Flavour and fragrance journal 27 (2012), No.6, pp.405-413
ISSN: 0882-5734
ISSN: 1099-1026
Weurman Flavour Research Symposium <13, 2011, Zaragoza>
Journal Article, Conference Paper
Fraunhofer IVV ()

1,8-Cineole, a common and widely used odorant with antiphlogistic and anti-inflammatory properties, was investigated in this study with regard to potential physiological effects targeting mainly its intestinal effects. Accordingly, the aim of the study was to utilize a combinatory methodological approach to both monitor potential biotransformatory effects on a chemo-analytical basis, as well as physiological and immunological tools to monitor further effects of biofeedback. Reverse transcription quantitative real-time polymerase chain reaction was used to monitor the occurrence of relative expression changes for particular marker genes, following 1,8-cineole treatment. Furthermore, a potential effect of 1,8-cineole on the proliferation and fitness of the intestinal cells using impedance sensing was studied. Generally, our studies showed that the applied model system did neither lead to any significant metabolite formation, nor did the applied dosages result in any major modifications with regard to gene expression.
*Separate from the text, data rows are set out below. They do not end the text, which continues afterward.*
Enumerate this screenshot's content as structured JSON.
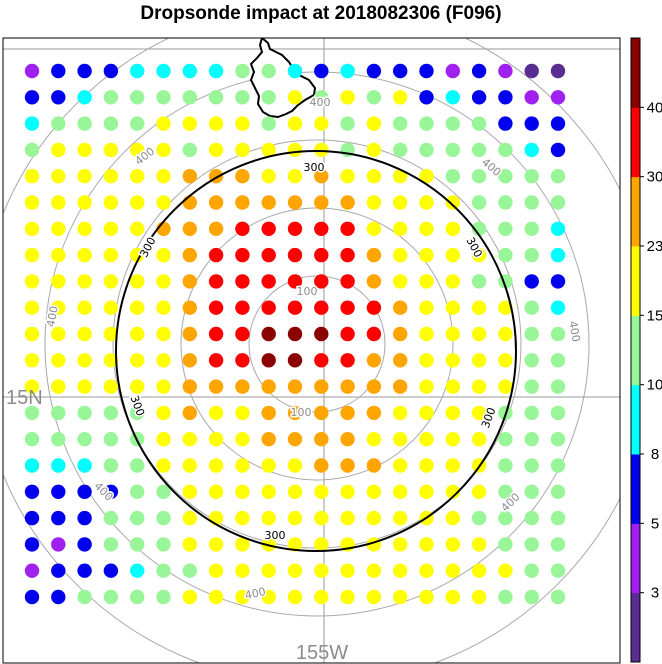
{
  "chart_data": {
    "type": "scatter",
    "title": "Dropsonde impact at 2018082306 (F096)",
    "axis_labels": {
      "lat": "15N",
      "lon": "155W"
    },
    "contour_levels": [
      100,
      300,
      400
    ],
    "colorbar": {
      "tick_labels": [
        "3",
        "5",
        "8",
        "10",
        "15",
        "23",
        "30",
        "40"
      ],
      "colors": [
        "#5a2d90",
        "#a020f0",
        "#0000ee",
        "#00ffff",
        "#98f598",
        "#ffff00",
        "#ffa500",
        "#ff0000",
        "#8b0000"
      ]
    },
    "grid": {
      "ncols": 21,
      "nrows": 21,
      "symbols": {
        "I": "#5a2d90",
        "P": "#a020f0",
        "B": "#0000ee",
        "C": "#00ffff",
        "G": "#98f598",
        "Y": "#ffff00",
        "O": "#ffa500",
        "R": "#ff0000",
        "D": "#8b0000"
      },
      "rows": [
        "PBBBCCCCGGCBCBBBPBPII",
        "BBCGGGGGGGYGYGYBCBBPP",
        "CGGGGYYYYGYYGYGGGGBBB",
        "GYYYYYGYYYYYGYGGGGGCB",
        "YYYYYYOOOYYOYYYYGGGGG",
        "YYYYYYOOOOOOOYYYYGGGG",
        "YYYYYOOORRRRRYYYYGGGC",
        "YYYYYYORRRRRROYYYYGGC",
        "YYYYYYORRRRRROYYYGGBB",
        "YYYYYYORRRRRRROYYYYGC",
        "YYYYYYORRDDDRROYYYYGG",
        "YYYYYYORRDDRROOYYYYGG",
        "YYYYYYOOOOOOOOOYYYYGG",
        "GGGGGYOYYOOOOOYYYYGGG",
        "GGGGGYYYYOOOOYYYYYGGG",
        "CCCGGYYYYYYOOOYYYYGGG",
        "BBBBGGYYYYYYYYYYYYGGG",
        "BBBGGGYYYYYYYYYYYGGGG",
        "BPBGGGYYYYYYYYYYYYGGG",
        "PBBBCGGYYYYYYYYYYYYGG",
        "BBGGGGYYYYYYYYYYYYGGG"
      ]
    }
  }
}
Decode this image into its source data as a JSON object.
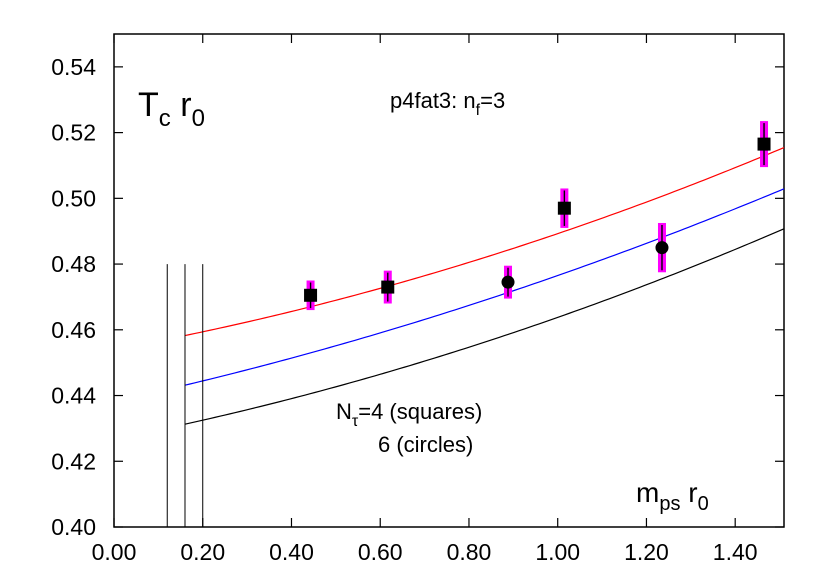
{
  "chart_data": {
    "type": "scatter",
    "title": "",
    "xlabel": "",
    "ylabel": "",
    "xlim": [
      0.0,
      1.51
    ],
    "ylim": [
      0.4,
      0.55
    ],
    "x_ticks": [
      0.0,
      0.2,
      0.4,
      0.6,
      0.8,
      1.0,
      1.2,
      1.4
    ],
    "x_tick_labels": [
      "0.00",
      "0.20",
      "0.40",
      "0.60",
      "0.80",
      "1.00",
      "1.20",
      "1.40"
    ],
    "y_ticks": [
      0.4,
      0.42,
      0.44,
      0.46,
      0.48,
      0.5,
      0.52,
      0.54
    ],
    "y_tick_labels": [
      "0.40",
      "0.42",
      "0.44",
      "0.46",
      "0.48",
      "0.50",
      "0.52",
      "0.54"
    ],
    "grid": false,
    "annotations": {
      "top_left": {
        "main": "T",
        "sub1": "c",
        "mid": " r",
        "sub2": "0"
      },
      "top_center": {
        "main": "p4fat3: n",
        "sub": "f",
        "tail": "=3"
      },
      "legend_line1": {
        "main": "N",
        "sub": "τ",
        "tail": "=4 (squares)"
      },
      "legend_line2": "6 (circles)",
      "bottom_right": {
        "main": "m",
        "sub1": "ps",
        "mid": " r",
        "sub2": "0"
      }
    },
    "series": [
      {
        "marker": "square",
        "color": "#000000",
        "error_color": "#ff00ff",
        "points": [
          {
            "x": 0.443,
            "y": 0.4705,
            "err": 0.0045,
            "xerr": 0.01
          },
          {
            "x": 0.617,
            "y": 0.473,
            "err": 0.005,
            "xerr": 0.01
          },
          {
            "x": 1.015,
            "y": 0.497,
            "err": 0.006,
            "xerr": 0.01
          },
          {
            "x": 1.465,
            "y": 0.5165,
            "err": 0.007,
            "xerr": 0.01
          }
        ]
      },
      {
        "marker": "circle",
        "color": "#000000",
        "error_color": "#ff00ff",
        "points": [
          {
            "x": 0.888,
            "y": 0.4745,
            "err": 0.005,
            "xerr": 0.0
          },
          {
            "x": 1.235,
            "y": 0.485,
            "err": 0.0075,
            "xerr": 0.0
          }
        ]
      }
    ],
    "fit_curves": [
      {
        "color": "#ff0000",
        "x_start": 0.16,
        "x_end": 1.51,
        "y0": 0.45406,
        "b": 0.0245,
        "c": 0.0107
      },
      {
        "color": "#0000ff",
        "x_start": 0.16,
        "x_end": 1.51,
        "y0": 0.43821,
        "b": 0.0294,
        "c": 0.0089
      },
      {
        "color": "#000000",
        "x_start": 0.16,
        "x_end": 1.51,
        "y0": 0.42678,
        "b": 0.0265,
        "c": 0.0105
      }
    ],
    "vertical_lines": [
      {
        "x": 0.12,
        "y_from": 0.4,
        "y_to": 0.48
      },
      {
        "x": 0.16,
        "y_from": 0.4,
        "y_to": 0.48
      },
      {
        "x": 0.2,
        "y_from": 0.4,
        "y_to": 0.48
      }
    ]
  }
}
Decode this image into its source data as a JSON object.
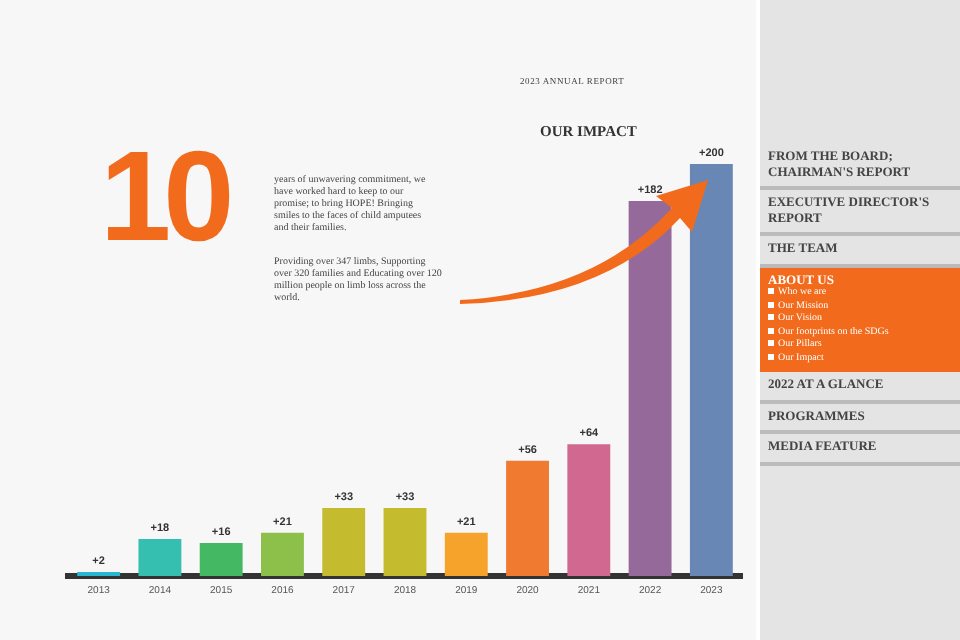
{
  "chart_data": {
    "type": "bar",
    "title": "OUR IMPACT",
    "categories": [
      "2013",
      "2014",
      "2015",
      "2016",
      "2017",
      "2018",
      "2019",
      "2020",
      "2021",
      "2022",
      "2023"
    ],
    "values": [
      2,
      18,
      16,
      21,
      33,
      33,
      21,
      56,
      64,
      182,
      200
    ],
    "value_labels": [
      "+2",
      "+18",
      "+16",
      "+21",
      "+33",
      "+33",
      "+21",
      "+56",
      "+64",
      "+182",
      "+200"
    ],
    "colors": [
      "#29b6d0",
      "#35bfb0",
      "#45b863",
      "#8cc04a",
      "#c5bb2e",
      "#c5bb2e",
      "#f5a32a",
      "#f07a30",
      "#d0688f",
      "#956a9a",
      "#6887b5"
    ],
    "tick_labels": "x",
    "annotations": [
      "2023 ANNUAL REPORT",
      "10",
      "years of unwavering commitment, we have worked hard to keep to our promise; to bring HOPE! Bringing smiles to the faces of child amputees and their families.",
      "Providing over 347 limbs, Supporting over 320 families and Educating over 120 million people on limb loss across the world.",
      "FROM THE BOARD; CHAIRMAN'S REPORT",
      "EXECUTIVE DIRECTOR'S REPORT",
      "THE TEAM",
      "ABOUT US",
      "Who we are",
      "Our Mission",
      "Our Vision",
      "Our footprints on the SDGs",
      "Our Pillars",
      "Our Impact",
      "2022 AT A GLANCE",
      "PROGRAMMES",
      "MEDIA FEATURE"
    ]
  }
}
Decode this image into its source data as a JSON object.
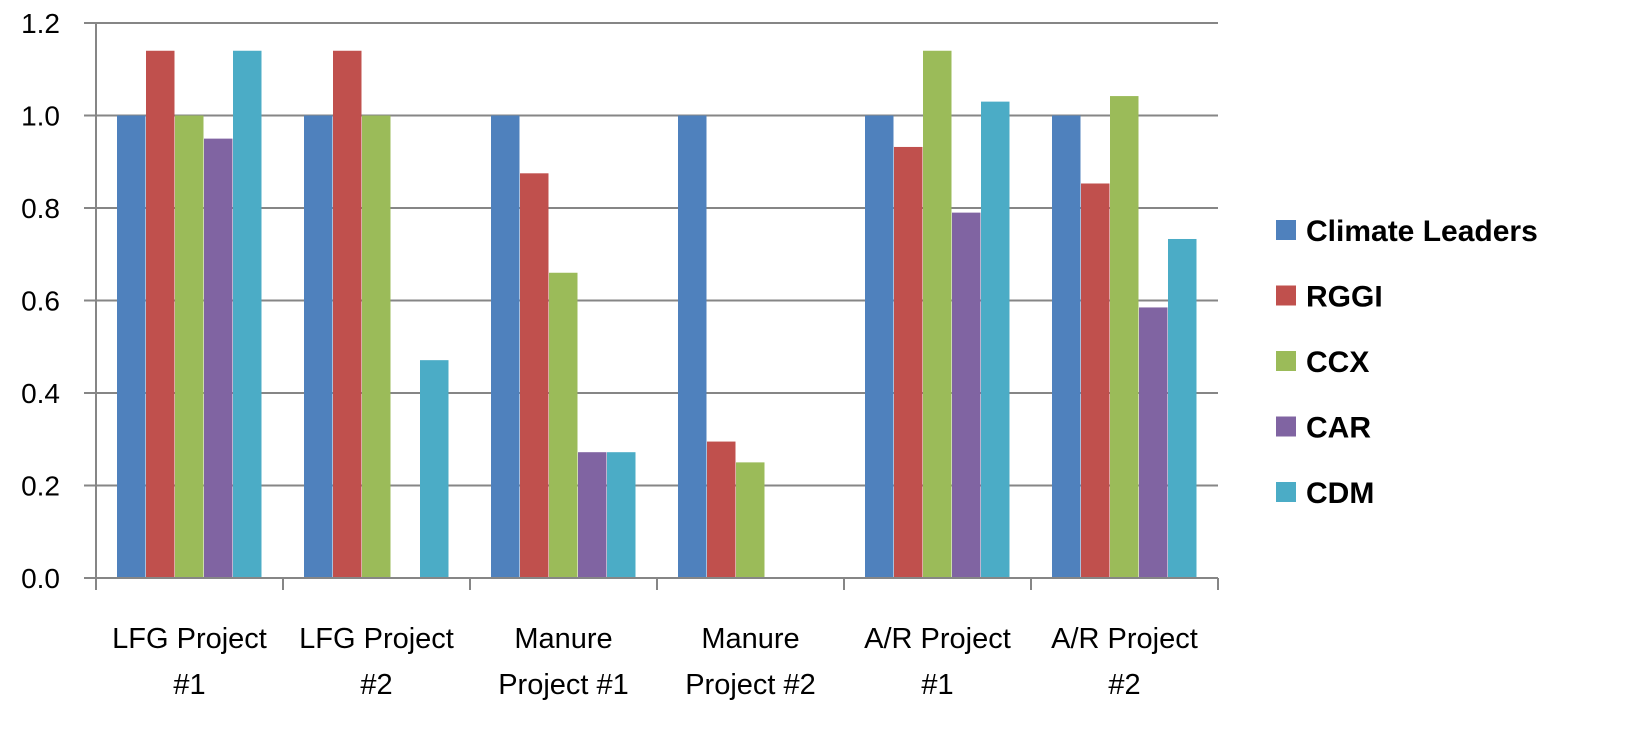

Also, it was shown that cineole had no effect on the intestinal porcine epithelial cells applied in pharmacological or physiological concentrations; neither during the attachment and spreading process nor on confluent cell layers. Only the exposure to high concentrations of cineole (> 1 g/l) affected the cells and led to massive cell detachment. Overall, our studies show that even common higher 1,8-cineole dosages do not seem to lead to any major physiological or aversive response, only until a critical concentration is reached that then directly leads to cell death within the intestinal model.